Brasília — A liminar concedida pelo ministro do Supremo Tribunal Federal (STF) Flávio Dino, no domingo (21), suspendeu a revalidação de R$ 1,9 bilhão em emendas parlamentares e reabriu o embate entre Judiciário e Legislativo sobre o controle do Orçamento.
O dispositivo barrado fazia parte de um projeto de lei que reduz benefícios fiscais e amplia a tributação sobre apostas esportivas, fintechs e Juros sobre Capital Próprio (JCP), estimando arrecadação de cerca de R$ 20 bilhões. Incluído sem relação direta com o texto original, o artigo foi classificado como “jabuti”.
A medida autorizava o pagamento, até 2026, de restos a pagar não processados desde 2019, inclusive valores já cancelados, favorecendo principalmente emendas do extinto orçamento secreto e emendas de comissão. Essas emendas de relator (RP 9) foram declaradas inconstitucionais pelo próprio STF por falta de transparência.
O projeto ainda aguarda sanção do presidente Luiz Inácio Lula da Silva, que tem prazo até 12 de janeiro de 2026 para vetar ou aprovar integralmente o texto. Mesmo que Lula sancione o dispositivo, os efeitos permanecem suspensos por determinação de Dino.

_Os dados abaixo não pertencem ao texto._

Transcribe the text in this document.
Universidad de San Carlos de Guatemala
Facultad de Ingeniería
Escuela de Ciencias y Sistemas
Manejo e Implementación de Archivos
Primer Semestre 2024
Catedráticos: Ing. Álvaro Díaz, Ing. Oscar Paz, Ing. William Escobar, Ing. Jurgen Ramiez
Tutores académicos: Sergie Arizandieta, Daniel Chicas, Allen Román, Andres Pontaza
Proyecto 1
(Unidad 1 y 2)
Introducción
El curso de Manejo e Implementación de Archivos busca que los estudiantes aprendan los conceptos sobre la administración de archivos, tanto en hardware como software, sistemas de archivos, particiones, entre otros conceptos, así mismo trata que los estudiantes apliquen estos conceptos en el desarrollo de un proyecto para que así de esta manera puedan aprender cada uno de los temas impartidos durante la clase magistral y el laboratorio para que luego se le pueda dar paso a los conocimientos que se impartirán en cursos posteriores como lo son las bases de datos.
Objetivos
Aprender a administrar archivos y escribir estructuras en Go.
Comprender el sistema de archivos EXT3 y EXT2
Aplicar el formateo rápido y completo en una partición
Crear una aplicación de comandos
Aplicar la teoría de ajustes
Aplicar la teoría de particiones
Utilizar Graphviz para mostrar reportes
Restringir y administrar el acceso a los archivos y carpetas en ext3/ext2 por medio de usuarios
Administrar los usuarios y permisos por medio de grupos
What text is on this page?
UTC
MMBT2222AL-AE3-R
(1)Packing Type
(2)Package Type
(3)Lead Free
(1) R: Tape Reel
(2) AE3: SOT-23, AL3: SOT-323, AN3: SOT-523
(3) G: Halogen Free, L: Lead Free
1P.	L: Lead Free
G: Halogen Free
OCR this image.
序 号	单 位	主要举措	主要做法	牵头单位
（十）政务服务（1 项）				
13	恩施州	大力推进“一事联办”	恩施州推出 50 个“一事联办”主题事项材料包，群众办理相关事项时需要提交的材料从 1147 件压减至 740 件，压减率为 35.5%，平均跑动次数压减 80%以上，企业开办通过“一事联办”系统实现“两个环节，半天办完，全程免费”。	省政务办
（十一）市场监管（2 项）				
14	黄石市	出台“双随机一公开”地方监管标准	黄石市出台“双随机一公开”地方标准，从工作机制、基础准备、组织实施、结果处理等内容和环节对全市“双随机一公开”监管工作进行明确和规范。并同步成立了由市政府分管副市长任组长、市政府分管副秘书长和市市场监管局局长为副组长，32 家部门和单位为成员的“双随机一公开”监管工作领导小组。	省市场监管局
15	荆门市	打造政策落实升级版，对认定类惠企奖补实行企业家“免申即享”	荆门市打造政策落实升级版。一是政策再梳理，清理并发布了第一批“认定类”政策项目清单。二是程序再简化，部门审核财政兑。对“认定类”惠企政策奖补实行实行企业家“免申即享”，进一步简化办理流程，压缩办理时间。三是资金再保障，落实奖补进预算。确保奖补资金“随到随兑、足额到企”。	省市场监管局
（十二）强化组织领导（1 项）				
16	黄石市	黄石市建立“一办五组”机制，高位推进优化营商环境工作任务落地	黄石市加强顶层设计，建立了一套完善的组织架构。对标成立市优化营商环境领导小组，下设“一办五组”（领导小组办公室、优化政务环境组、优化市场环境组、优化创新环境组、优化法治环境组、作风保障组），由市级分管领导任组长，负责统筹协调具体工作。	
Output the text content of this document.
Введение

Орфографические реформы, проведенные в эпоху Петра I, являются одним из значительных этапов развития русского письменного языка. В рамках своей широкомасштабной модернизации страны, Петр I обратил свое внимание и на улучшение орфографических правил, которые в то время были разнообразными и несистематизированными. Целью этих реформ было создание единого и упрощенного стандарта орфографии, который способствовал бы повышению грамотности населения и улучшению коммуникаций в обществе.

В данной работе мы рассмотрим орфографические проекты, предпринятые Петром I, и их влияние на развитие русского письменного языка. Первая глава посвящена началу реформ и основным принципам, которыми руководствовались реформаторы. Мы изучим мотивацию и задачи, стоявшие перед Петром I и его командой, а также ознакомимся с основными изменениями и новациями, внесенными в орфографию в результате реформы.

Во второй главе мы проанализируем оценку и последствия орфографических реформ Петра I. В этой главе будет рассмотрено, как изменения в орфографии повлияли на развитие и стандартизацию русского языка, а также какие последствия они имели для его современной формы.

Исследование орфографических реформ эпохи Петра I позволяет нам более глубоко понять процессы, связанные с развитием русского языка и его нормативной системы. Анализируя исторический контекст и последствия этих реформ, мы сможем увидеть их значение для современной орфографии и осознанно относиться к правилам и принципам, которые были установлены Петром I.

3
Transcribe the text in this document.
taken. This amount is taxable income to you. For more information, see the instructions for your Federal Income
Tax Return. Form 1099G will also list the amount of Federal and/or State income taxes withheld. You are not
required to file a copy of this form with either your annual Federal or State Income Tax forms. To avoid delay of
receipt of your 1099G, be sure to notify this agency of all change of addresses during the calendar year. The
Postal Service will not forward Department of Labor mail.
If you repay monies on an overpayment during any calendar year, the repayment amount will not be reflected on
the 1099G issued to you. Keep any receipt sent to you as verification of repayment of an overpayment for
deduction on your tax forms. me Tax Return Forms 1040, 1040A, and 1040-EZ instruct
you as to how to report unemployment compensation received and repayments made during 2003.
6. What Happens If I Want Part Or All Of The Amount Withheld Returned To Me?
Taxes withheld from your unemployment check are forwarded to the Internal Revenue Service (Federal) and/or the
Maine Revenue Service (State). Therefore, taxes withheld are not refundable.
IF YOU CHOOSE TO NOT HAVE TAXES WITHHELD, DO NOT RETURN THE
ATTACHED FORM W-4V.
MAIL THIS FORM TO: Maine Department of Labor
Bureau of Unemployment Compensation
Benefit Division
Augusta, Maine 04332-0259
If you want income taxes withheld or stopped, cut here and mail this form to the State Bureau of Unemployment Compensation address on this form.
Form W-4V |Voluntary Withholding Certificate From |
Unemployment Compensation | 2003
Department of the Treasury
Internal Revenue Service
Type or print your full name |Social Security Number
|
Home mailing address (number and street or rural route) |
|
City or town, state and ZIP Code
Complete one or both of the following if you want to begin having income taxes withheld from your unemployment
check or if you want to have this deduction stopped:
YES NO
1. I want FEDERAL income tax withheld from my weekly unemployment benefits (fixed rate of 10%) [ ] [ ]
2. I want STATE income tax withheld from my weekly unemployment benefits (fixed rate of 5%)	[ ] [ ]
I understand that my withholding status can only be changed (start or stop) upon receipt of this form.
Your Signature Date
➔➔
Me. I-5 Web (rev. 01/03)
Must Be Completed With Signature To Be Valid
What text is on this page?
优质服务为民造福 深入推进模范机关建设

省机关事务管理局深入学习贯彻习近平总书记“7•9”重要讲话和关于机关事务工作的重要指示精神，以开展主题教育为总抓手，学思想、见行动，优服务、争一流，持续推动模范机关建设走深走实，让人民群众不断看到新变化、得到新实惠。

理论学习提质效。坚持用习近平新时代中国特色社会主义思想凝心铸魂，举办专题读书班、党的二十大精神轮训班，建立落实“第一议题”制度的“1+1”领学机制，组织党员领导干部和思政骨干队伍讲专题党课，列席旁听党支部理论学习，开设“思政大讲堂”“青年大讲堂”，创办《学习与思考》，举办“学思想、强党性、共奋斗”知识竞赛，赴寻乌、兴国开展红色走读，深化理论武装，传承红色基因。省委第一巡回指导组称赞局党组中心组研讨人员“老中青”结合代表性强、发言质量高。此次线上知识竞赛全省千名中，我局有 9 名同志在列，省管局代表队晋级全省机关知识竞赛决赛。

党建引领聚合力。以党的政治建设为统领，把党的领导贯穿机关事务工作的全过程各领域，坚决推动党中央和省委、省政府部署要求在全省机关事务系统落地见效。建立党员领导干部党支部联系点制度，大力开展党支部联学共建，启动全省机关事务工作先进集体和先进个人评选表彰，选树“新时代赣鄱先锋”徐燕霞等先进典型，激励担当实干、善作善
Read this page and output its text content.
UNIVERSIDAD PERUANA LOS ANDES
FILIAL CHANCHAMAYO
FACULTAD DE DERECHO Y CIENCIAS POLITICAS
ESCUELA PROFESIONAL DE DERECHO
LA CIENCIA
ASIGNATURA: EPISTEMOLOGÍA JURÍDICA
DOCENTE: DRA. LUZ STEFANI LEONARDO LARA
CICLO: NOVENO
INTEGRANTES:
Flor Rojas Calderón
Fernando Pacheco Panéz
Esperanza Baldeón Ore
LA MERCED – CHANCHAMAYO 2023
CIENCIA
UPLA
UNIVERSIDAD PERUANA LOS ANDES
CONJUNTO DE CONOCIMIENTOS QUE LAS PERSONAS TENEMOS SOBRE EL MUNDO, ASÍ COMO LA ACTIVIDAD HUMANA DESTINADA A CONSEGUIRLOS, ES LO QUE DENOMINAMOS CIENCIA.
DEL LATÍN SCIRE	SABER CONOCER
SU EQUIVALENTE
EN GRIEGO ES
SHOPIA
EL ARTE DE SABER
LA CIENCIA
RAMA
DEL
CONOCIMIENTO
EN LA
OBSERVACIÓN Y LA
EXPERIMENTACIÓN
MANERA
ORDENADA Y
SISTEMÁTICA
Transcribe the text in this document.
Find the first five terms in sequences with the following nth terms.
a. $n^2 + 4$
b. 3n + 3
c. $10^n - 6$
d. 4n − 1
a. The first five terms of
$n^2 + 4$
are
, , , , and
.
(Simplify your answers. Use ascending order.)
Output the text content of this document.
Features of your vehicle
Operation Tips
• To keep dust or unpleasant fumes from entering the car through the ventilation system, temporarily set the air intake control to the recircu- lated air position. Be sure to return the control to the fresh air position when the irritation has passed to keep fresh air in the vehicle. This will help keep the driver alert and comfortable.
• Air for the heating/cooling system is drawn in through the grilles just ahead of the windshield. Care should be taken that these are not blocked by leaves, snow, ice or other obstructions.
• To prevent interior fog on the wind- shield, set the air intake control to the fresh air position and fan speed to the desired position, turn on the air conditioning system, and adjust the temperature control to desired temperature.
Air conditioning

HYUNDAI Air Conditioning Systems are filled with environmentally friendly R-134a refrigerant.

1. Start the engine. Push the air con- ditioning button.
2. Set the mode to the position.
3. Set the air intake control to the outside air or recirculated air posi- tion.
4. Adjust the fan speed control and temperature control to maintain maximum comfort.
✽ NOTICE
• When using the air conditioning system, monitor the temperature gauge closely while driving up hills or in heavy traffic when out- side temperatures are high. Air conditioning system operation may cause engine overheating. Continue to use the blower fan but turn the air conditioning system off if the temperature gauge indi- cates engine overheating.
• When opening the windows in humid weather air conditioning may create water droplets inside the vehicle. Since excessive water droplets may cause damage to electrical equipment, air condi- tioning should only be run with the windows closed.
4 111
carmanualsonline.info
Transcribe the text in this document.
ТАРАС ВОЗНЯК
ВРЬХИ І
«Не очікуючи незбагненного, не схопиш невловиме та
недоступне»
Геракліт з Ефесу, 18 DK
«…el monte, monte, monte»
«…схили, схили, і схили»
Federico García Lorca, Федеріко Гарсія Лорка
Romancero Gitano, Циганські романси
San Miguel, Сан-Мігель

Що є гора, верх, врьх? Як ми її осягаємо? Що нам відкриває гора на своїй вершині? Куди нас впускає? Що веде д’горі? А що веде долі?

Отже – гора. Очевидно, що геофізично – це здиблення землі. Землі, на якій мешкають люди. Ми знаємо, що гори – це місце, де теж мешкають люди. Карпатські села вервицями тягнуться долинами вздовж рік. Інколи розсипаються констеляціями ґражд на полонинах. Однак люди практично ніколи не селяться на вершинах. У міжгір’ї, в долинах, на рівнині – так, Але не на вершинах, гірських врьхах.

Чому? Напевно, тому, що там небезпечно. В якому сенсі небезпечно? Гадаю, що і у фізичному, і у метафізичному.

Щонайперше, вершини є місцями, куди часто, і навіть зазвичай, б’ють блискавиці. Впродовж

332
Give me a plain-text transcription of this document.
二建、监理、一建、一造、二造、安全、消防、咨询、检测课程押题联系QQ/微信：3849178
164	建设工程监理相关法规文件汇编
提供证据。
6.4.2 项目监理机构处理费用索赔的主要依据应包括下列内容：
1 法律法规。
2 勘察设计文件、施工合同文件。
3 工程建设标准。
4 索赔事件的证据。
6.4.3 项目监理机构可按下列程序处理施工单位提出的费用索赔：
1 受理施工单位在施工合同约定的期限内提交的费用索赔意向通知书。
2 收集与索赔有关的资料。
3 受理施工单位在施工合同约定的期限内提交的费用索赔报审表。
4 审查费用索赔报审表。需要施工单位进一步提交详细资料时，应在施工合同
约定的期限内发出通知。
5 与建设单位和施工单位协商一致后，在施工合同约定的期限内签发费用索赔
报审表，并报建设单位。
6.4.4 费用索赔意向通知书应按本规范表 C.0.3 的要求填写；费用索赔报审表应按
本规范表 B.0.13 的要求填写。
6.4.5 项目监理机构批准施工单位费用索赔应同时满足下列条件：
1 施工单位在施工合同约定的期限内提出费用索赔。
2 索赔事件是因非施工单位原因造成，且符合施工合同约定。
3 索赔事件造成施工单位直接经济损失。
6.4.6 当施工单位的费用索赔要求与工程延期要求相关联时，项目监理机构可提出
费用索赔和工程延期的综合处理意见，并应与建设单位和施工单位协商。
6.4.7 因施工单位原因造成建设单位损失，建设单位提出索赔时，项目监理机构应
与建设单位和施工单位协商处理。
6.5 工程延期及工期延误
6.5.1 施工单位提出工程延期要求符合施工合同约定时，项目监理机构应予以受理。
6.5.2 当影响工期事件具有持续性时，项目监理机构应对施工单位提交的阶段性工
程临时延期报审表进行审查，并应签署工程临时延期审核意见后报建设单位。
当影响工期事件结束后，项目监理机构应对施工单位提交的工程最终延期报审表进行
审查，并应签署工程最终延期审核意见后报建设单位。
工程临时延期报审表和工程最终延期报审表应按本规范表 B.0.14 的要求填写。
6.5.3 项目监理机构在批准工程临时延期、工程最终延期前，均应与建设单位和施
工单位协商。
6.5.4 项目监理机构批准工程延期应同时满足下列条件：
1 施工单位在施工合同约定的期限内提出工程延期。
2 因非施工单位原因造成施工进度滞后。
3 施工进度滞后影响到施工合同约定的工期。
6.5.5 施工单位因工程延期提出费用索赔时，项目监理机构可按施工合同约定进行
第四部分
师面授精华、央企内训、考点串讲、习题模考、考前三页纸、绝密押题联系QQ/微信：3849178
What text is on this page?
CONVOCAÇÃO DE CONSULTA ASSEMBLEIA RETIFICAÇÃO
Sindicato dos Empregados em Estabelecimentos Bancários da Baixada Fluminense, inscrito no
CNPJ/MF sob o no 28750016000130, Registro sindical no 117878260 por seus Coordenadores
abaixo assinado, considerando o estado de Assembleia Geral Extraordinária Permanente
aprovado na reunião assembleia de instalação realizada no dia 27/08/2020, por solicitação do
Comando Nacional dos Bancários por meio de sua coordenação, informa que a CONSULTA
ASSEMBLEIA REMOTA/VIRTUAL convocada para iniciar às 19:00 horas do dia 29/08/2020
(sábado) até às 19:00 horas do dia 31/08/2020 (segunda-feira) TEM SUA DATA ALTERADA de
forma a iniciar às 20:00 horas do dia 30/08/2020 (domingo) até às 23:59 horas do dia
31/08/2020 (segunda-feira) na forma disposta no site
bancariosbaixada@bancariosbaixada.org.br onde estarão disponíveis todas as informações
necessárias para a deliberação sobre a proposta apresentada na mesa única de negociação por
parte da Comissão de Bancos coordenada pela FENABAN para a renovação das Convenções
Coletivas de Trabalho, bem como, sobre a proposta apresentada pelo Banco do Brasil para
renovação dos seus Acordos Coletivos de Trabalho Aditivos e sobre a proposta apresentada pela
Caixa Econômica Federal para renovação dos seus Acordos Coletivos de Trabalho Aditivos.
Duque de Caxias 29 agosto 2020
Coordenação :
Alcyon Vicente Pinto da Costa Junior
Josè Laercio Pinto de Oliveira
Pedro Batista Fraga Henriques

Governo pediu inclusão do artigo, dizem líderes
Relator da proposta na Câmara, o deputado Aguinaldo Ribeiro (PP-PB) afirmou ter atendido a solicitação do Executivo para “não perder espaço orçamentário”. Segundo ele, a Casa Civil elaborou o trecho e enviou ministros para negociar a inclusão.
Após a decisão do STF, o presidente da Câmara, Hugo Motta (Republicanos-PB), reuniu-se com Dino para explicar o acordo político que viabilizou a votação. Assessores do parlamentar relataram que os recursos seriam destinados a obras inacabadas de mais de dez ministérios.
No Palácio do Planalto, auxiliares admitem recomendar veto ao dispositivo, apesar da suspensão judicial, para reduzir o desgaste com o Supremo.
Acordo envolveu pauta penal no Senado
A inserção do “jabuti” ocorreu no contexto de uma negociação mais ampla. No Senado, o líder do governo, Jaques Wagner (PT-BA), admitiu ter fechado com a oposição a votação do PL da Dosimetria, que diminui penas para condenados pelos atos de 8 de janeiro, entre eles o ex-presidente Jair Bolsonaro (PL), preso desde novembro.
Nos bastidores, a liberação de emendas foi usada como moeda para aprovar o projeto fiscal na Câmara. O deputado Kim Kataguiri (União-SP) criticou o mecanismo, apelidado de “emenda panetone”, e citou pagamentos de até R$ 5 milhões a aliados.
Conflito recorrente sobre o Orçamento
A suspensão reforça o atrito iniciado em 2022, quando o STF derrubou o orçamento secreto. Parlamentares acusam o tribunal de interferir na prerrogativa constitucional de alocar recursos, enquanto ministros apontam manobras legislativas para manter verbas sem transparência.
Para 2026, o Orçamento reserva mais de R$ 61 bilhões para emendas, sendo R$ 49,9 bilhões obrigatórios (individuais, de bancada e de comissão) e R$ 11,1 bilhões sob gestão dos ministérios.
“Tem emendas que chegam onde nenhuma verba chegou”, defendeu o presidente do Congresso, senador Davi Alcolumbre (União-AP), ao rebater críticas sobre destinação de recursos.
A decisão de Dino mantém a disputa aberta e projeta novo desgaste entre Executivo e Legislativo logo no início do próximo ano.